Reductions in sleep disturbance, as measured by LSM change from baseline in MOS-SS sleep disturbance score, were greater with abrocitinib vs dupilumab at week 12 (-20.5 vs -16.4) and week 16 (-21.5 vs -17.7) and remained numerically greater at week 26 (-21.2 vs -19.5). Additionally, patients on abrocitinib achieved greater improvement in Scoring Atopic Dermatitis (SCORAD) visual analog scale (SCORAD-VAS) sleep loss score vs dupilumab as early as week 2 (LSM change from baseline, -3.7 vs -2.6). [Rice ZP, et al, AAD 2025, poster 62307]

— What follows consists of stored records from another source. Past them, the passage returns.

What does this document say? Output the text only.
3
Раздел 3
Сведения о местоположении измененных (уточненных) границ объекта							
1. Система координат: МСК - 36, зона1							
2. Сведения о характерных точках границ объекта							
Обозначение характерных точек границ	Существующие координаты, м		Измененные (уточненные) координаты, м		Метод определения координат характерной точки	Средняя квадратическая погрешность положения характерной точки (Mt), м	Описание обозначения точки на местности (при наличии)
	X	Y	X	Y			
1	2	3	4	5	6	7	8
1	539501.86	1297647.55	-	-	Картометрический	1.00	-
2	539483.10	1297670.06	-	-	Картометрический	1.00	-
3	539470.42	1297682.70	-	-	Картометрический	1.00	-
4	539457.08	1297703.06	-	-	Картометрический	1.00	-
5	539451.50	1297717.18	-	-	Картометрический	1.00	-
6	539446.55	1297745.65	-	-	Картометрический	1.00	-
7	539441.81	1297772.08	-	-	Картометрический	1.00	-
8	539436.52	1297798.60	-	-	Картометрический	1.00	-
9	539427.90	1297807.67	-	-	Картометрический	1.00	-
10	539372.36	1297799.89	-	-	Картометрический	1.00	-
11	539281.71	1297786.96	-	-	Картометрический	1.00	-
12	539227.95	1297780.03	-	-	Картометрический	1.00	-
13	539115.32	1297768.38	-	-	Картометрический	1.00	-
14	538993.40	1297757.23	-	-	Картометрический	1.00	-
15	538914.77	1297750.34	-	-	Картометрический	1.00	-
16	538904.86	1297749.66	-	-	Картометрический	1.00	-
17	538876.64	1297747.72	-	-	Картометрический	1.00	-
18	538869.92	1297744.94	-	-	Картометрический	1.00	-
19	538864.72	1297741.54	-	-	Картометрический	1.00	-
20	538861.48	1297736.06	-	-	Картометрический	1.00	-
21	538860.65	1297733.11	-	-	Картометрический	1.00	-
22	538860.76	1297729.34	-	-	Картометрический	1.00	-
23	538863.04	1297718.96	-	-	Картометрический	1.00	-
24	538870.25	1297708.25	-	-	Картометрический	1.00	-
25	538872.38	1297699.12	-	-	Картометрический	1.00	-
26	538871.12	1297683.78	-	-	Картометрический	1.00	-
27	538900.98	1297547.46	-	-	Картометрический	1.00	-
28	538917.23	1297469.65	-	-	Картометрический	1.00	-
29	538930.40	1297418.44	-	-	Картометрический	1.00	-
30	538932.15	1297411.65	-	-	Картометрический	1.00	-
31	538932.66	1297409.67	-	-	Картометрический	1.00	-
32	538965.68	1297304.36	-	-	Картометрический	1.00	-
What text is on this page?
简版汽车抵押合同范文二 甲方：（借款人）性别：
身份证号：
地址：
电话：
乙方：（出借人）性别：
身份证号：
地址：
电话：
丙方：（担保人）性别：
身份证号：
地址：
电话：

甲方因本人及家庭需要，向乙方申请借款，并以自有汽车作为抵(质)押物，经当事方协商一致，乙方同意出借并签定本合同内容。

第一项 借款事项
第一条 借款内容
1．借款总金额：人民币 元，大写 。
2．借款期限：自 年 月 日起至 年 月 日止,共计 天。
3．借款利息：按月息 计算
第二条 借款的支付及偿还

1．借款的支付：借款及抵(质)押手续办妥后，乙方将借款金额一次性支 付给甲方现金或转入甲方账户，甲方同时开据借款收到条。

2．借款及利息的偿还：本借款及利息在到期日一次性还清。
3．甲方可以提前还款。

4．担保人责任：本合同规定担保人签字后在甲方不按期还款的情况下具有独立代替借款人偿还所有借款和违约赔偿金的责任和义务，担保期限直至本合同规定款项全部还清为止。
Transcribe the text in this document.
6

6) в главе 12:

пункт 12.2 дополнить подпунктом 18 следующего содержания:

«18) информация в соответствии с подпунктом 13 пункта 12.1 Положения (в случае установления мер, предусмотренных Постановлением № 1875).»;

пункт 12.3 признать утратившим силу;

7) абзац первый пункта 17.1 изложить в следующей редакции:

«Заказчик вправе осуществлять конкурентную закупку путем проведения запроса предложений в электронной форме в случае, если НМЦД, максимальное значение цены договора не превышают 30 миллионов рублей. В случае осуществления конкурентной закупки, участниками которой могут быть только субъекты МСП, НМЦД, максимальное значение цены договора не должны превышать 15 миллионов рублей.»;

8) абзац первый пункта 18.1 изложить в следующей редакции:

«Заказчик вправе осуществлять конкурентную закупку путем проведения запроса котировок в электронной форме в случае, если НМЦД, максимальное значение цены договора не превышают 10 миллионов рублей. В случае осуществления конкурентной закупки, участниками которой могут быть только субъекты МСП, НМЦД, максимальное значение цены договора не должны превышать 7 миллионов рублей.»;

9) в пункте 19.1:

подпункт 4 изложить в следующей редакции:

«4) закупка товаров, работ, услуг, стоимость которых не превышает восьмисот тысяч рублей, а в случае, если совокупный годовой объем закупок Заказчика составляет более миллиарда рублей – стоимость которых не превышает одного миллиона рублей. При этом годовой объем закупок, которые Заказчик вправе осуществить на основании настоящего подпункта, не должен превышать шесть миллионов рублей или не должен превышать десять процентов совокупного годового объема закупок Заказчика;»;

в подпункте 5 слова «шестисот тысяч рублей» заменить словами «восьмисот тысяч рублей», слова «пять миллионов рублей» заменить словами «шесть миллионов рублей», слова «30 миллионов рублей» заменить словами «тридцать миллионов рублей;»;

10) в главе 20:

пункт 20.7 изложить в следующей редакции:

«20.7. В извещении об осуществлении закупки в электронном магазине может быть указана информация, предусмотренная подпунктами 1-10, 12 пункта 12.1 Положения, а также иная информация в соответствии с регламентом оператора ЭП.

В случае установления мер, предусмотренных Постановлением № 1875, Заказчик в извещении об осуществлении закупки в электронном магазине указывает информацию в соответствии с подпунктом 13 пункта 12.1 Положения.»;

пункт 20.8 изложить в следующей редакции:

Compared with dupilumab, abrocitinib demonstrated more rapid and numerically greater improvements in all sleep- and pruritus-related endpoints at all other timepoints.

Long-term safety in young adults
Expanding on the previously established safety profile in adults and adolescents, an integrated safety analysis evaluated the long-term safety of abrocitinib in young adults (aged 18–<30 years) with moderate-to-severe AD. The study included data from 490 adolescents (aged 12–<18 years), 1,014 young adults, and 581 adults (aged 30–<40 years) across multiple phase II and III studies, including JADE MOA, JADE MONO-1, JADE MONO-2, JADE COMPARE, JADE TEEN, JADE DARE, and the ongoing JADE EXTEND study. [Simpon EL, et al, AAD 2025, poster 64775]

Results showed a similar incidence of treatment-emergent adverse events (AEs) across age groups (adolescents, 81.2 percent; young adults, 84.7 percent; adults, 83.6 percent). Notably, serious AEs occurred less frequently in young adults (7.6 percent) than in adolescents (9.0 percent) or adults (10.3 percent).

The incidence rates (IRs) of AEs of special interest in young adults were also comparable to other age groups, except for a lower rate of herpes zoster in adolescents. IRs of serious infection were 1.43 per 100 patient-years (PY) in adolescents, 1.90 per 100 PY in young adults, and 2.67 per 100 PY in adults. The results indicated that abrocitinib was well tolerated in young adults treated for up to 4.5 years, with no new safety signals observed compared with adolescents or adults.

Summary
Real-world data demonstrate abrocitinib’s effectiveness in Chinese patients with moderate-to-severe AD. Abrocitinib also improves sleep, and is well tolerated by young adults treated for up to 4.5 years.